This is how I see it (and then I must get to bed!):
Theory. What you need to know is that high pressure air seeks out low pressure and that the highest pressure area on a car is the very front.
Just as air will try to skip round the sides of a car (and underneath and over the top), so it will try and skip round the sides of radiators, intercoolers and oil filters. You can force it to go where you want by building a baffle from the bumper to the sides of the rad (etc). The baffle needs some give in it or a small collision will take out the rad.
You can decrease the air pressure behind the rad by ducting air out: the vents on the Integrale, the Ford rally cars and the Elise/Elige are anything but cosmetic. Doing them properly, however, so they don't look like bits of plastic tat glued on is difficult: having them done professionally is expensive. In effect, these provide the air with a low pressure area it'll follow, and increase the air throughput. As turbocharging a car is pretty much about temperature control, it all helps.

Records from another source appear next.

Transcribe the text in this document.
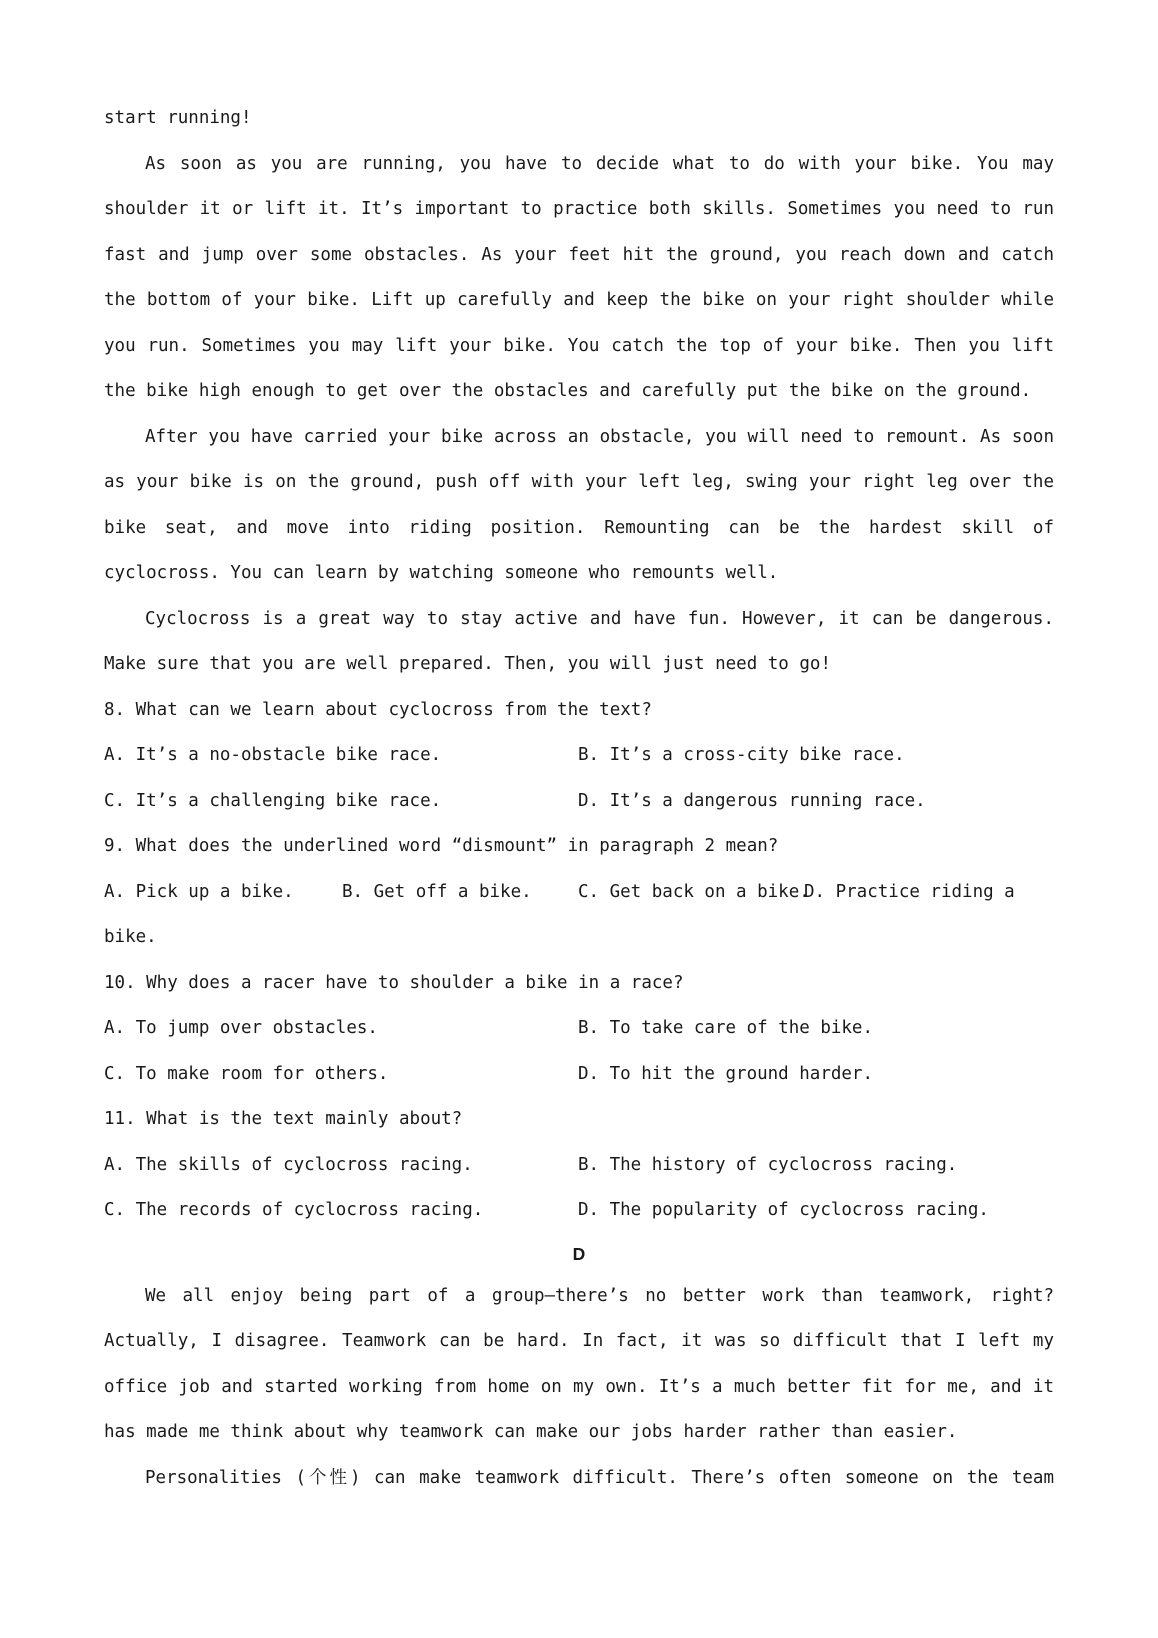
start running!

As soon as you are running, you have to decide what to do with your bike. You may shoulder it or lift it. It’s important to practice both skills. Sometimes you need to run fast and jump over some obstacles. As your feet hit the ground, you reach down and catch the bottom of your bike. Lift up carefully and keep the bike on your right shoulder while you run. Sometimes you may lift your bike. You catch the top of your bike. Then you lift the bike high enough to get over the obstacles and carefully put the bike on the ground.

After you have carried your bike across an obstacle, you will need to remount. As soon as your bike is on the ground, push off with your left leg, swing your right leg over the bike seat, and move into riding position. Remounting can be the hardest skill of cyclocross. You can learn by watching someone who remounts well.

Cyclocross is a great way to stay active and have fun. However, it can be dangerous. Make sure that you are well prepared. Then, you will just need to go!

8. What can we learn about cyclocross from the text?
A. It’s a no-obstacle bike race.	B. It’s a cross-city bike race.
C. It’s a challenging bike race.	D. It’s a dangerous running race.
9. What does the underlined word “dismount” in paragraph 2 mean?
A. Pick up a bike.	B. Get off a bike.	C. Get back on a bike.
D. Practice riding a
bike.
10. Why does a racer have to shoulder a bike in a race?
A. To jump over obstacles.	B. To take care of the bike.
C. To make room for others.	D. To hit the ground harder.
11. What is the text mainly about?
A. The skills of cyclocross racing.	B. The history of cyclocross racing.
C. The records of cyclocross racing.	D. The popularity of cyclocross racing.
D

We all enjoy being part of a group—there’s no better work than teamwork, right? Actually, I disagree. Teamwork can be hard. In fact, it was so difficult that I left my office job and started working from home on my own. It’s a much better fit for me, and it has made me think about why teamwork can make our jobs harder rather than easier.

Personalities (个性) can make teamwork difficult. There’s often someone on the team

A case in point, the oil cooler. Most (all?) turbo Cinqs have the oil cooler mounted on the extreme nearside of the car. Immediately behind that is the wheelarch liner. Vent that, just as on the offside of the Sei and you have a wonderful air extractor (the tyre spinning creates a super low pressure area). Box that all in with something like carbon or thin guage alloy sheet (do it right and it can be held on with velcro) so the air can't get confused and wander off somewhere else, then build a deformable structure out to the bumper. One less hot air source to worry about.